= Chemical restraint =

Use of drugs to restrict a person's movement

A chemical restraint is an administration of a general anesthetic to a patient without consent. Chemical restraint is used in emergency, acute, and psychiatric settings to perform surgery or to reduce agitation, aggression or violent behaviours; (Note: "Chemical restraint, also known as rapid tranquilisation, is the use of psychotropic medication to control severe agitation, or violent behaviours.") it may also be used to control or punish unruly behaviours. A drug used for chemical restraint may also be referred to as a "psychopharmacologic agent", "psychotropic drug" or "therapeutic restraint" in certain legal writing.

In the UK, NICE recommends the use of chemical restraint for acute behaviour disturbances (ABD), but only after verbal calming and de-escalation techniques have been attempted. It is viewed as superior to physical restraint, with physical restraints only being recommended for the administration of a chemical restraint. (Note: "Sedation (rapid tranquilisation) will be required to facilitate rapid intervention and institution of potentially lifesaving treatments if an individual displaying [acute behaviour disturbance] ABD fails to respond to de-escalation techniques. The rapid control and calming of an individual displaying the extreme physical exertion associated with ABD is essential to prevent further worsening of their metabolic status. Ideally sedation should be administered via the intravenous route; however, this route is unlikely to be immediately available." "Guidelines for the Management of Excited Delirium / Acute Behavioural Disturbance (ABD)")

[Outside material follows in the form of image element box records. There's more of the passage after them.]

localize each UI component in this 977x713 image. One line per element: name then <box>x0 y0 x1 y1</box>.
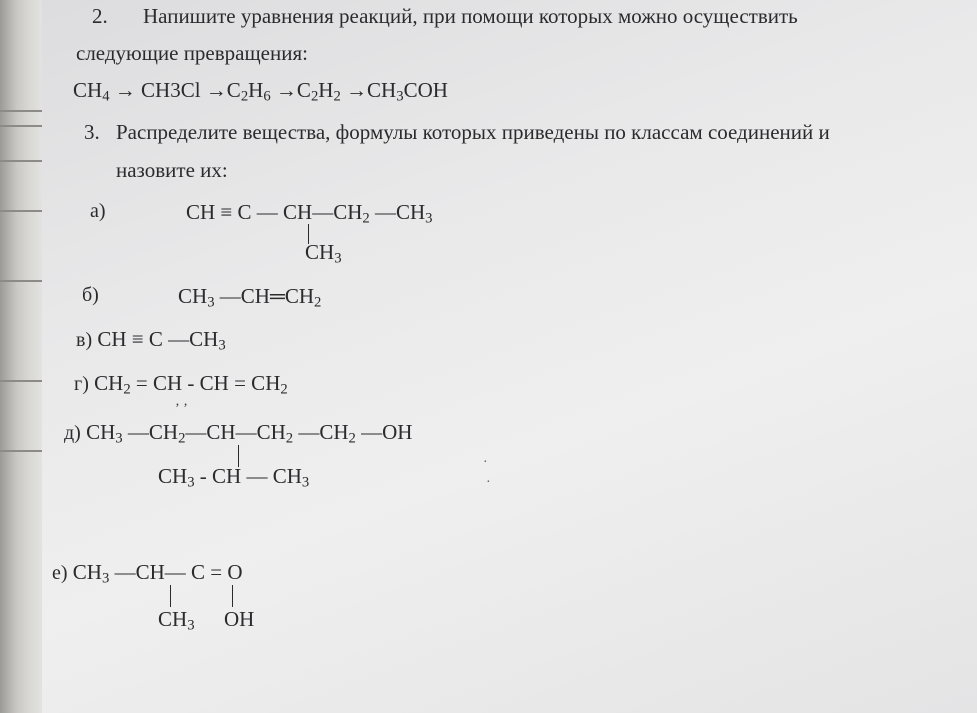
item-a-formula: CH ≡ C — $CH—CH_2$ $—CH_3$ <box>186 200 433 227</box>
transformation-chain: $CH_4 \to CH3Cl \to C_2H_6 \to C_2H_2 \to CH_3COH$ <box>73 78 448 105</box>
item-e-branch-2: OH <box>224 607 255 631</box>
item-e-formula: е) $CH_3$ —CH— C = O <box>52 560 243 587</box>
task2-text-line2: следующие превращения: <box>76 41 308 65</box>
item-e-branch-bond-1 <box>170 585 171 607</box>
item-e-branch-bond-2 <box>232 585 233 607</box>
item-b-formula: $CH_3$ $—CH═CH_2$ <box>178 284 322 311</box>
task3-text-line1: Распределите вещества, формулы которых приведены по классам соединений и <box>116 120 830 144</box>
item-v-label: в) <box>76 329 93 351</box>
paper-speck: · <box>483 455 488 470</box>
item-b-label: б) <box>82 284 99 306</box>
item-d-ticks: ‚ ‚ <box>175 394 188 409</box>
item-e-branch-1: $CH_3$ <box>158 607 195 634</box>
item-d-label: д) <box>64 422 81 444</box>
item-e-label: е) <box>52 562 68 584</box>
paper-speck-2: · <box>486 475 491 490</box>
item-g-formula: г) $CH_2$ = CH - CH = $CH_2$ <box>74 371 288 398</box>
item-d-formula: д) $CH_3$ $—CH_2—CH—CH_2$ $—CH_2$ —OH <box>64 420 413 447</box>
task3-text-line2: назовите их: <box>116 158 228 182</box>
item-d-branch: $CH_3$ - CH — $CH_3$ <box>158 464 310 491</box>
item-v-formula: в) CH ≡ C $—CH_3$ <box>76 327 226 354</box>
task3-number: 3. <box>84 120 100 144</box>
task2-text-line1: Напишите уравнения реакций, при помощи которых можно осуществить <box>143 4 798 28</box>
item-a-label: а) <box>90 200 106 222</box>
item-a-branch: $CH_3$ <box>305 240 342 267</box>
item-g-label: г) <box>74 373 89 395</box>
task2-number: 2. <box>92 4 108 28</box>
notebook-binding <box>0 0 42 713</box>
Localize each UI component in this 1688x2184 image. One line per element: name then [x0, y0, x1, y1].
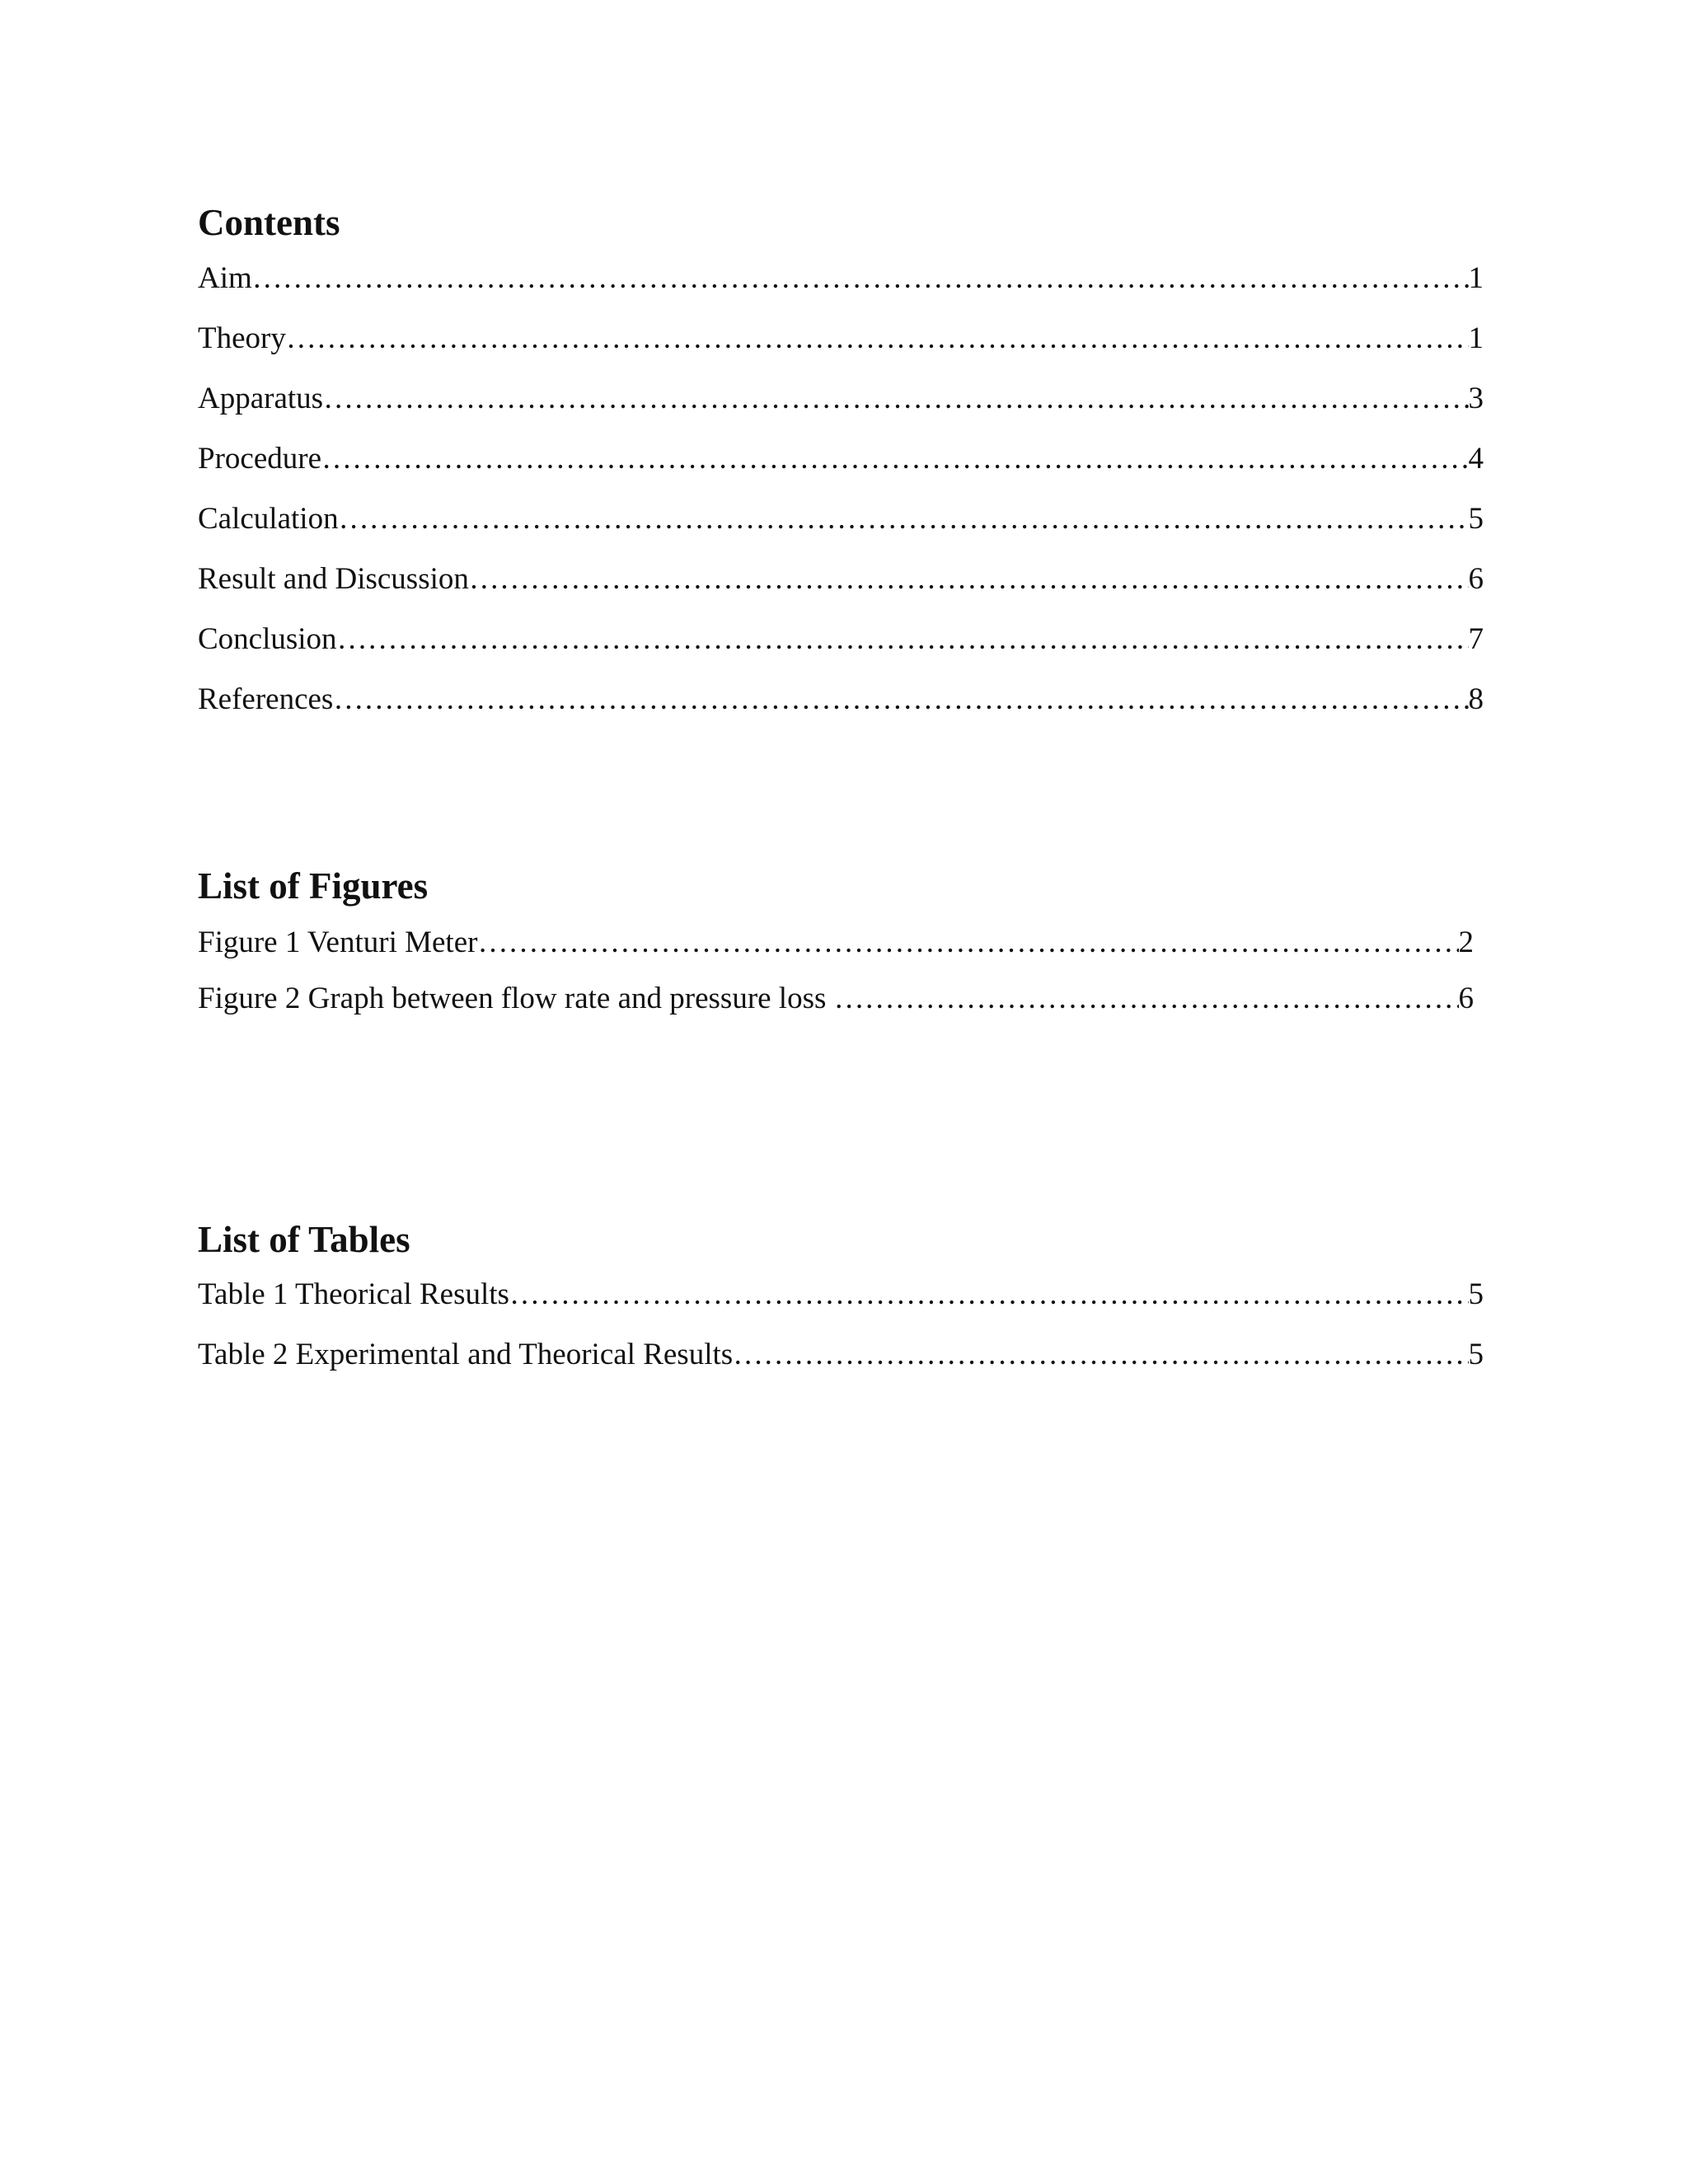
dot-leader — [339, 501, 1469, 537]
dot-leader — [323, 381, 1468, 417]
toc-entry-theory[interactable] — [198, 321, 1484, 381]
toc-entry-label: Theory — [198, 321, 286, 355]
table-entry-label: Table 1 Theorical Results — [198, 1277, 509, 1311]
figure-entry-label: Figure 2 Graph between flow rate and pressure loss — [198, 982, 834, 1015]
toc-entry-label: Aim — [198, 261, 252, 295]
dot-leader — [333, 682, 1468, 718]
table-entry-theorical-results[interactable] — [198, 1277, 1484, 1337]
figures-heading: List of Figures — [198, 865, 429, 907]
toc-entry-apparatus[interactable] — [198, 381, 1484, 441]
dot-leader — [834, 981, 1459, 1017]
toc-entry-aim[interactable] — [198, 260, 1484, 321]
toc-entry-label: Result and Discussion — [198, 562, 469, 596]
figure-entry-venturi-meter[interactable] — [198, 925, 1474, 981]
table-entry-label: Table 2 Experimental and Theorical Results — [198, 1338, 734, 1371]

In the United States, no drugs are presently approved by the U.S. Food and Drug Administration (FDA) for use as chemical restraints. Drugs that are often used as chemical restraints include antipsychotics, benzodiazepines, and dissociative anesthetics such as ketamine. A systematic review in 2019 advised the use of intravenous haloperidol (a short half-life, first-generation antipsychotic) alone or in conjunction with lorazepam or midazolam (short half-life benzodiazepines), but said more research was needed. (Note: "While there is a sizeable, good quality body of RCT [randomized controlled trial] evidence regarding chemical restraint practices from around the world, the interventions, outcome measures, and findings are heterogenous and preclude more than simple description. On the current evidence base from RCTs, front-line clinicians could be advised to use haloperidol (alone or in combination with lorazepam or midazolam) delivered via IV, oral, or intramuscular methods, to safely, speedily, and effectively control agitated, aggressive, and violent behaviours.")

Chemical restraint is sometimes misused by health care workers for the convenience of the staff rather than the benefit of the patient, for example to prevent patients from resisting care, rather than improving the health of the patient; it can cause more confusion in patients, slowing their recovery; and it can be unclear whether drugs used for chemical restraint are necessary to treat an underlying mental health condition or whether they are being used to sedate the patient. Patients can view chemical restraint as a violation of integrity and find the experience traumatic. (Note: "Chemical restraint can furthermore be experienced as a violation of integrity and cause psychological discomfort"; "Further, the individual experience of any form of restraint is well recognized as traumatizing and anti-therapeutic".)

A Human Rights Watch report on the use of chemical restraints amongst the elderly in the US concluded that antipsychotic drugs are sometimes used almost by default to control difficult-to-manage residents. The FDA estimates 15,000 elderly individuals in nursing homes die each year due to the unnecessary use of antipsychotics. According to the Nursing Home Reform Act, individuals have the right to be free from physical or chemical restraints imposed for discipline or convenience and unnecessary to treat the resident's medical symptoms.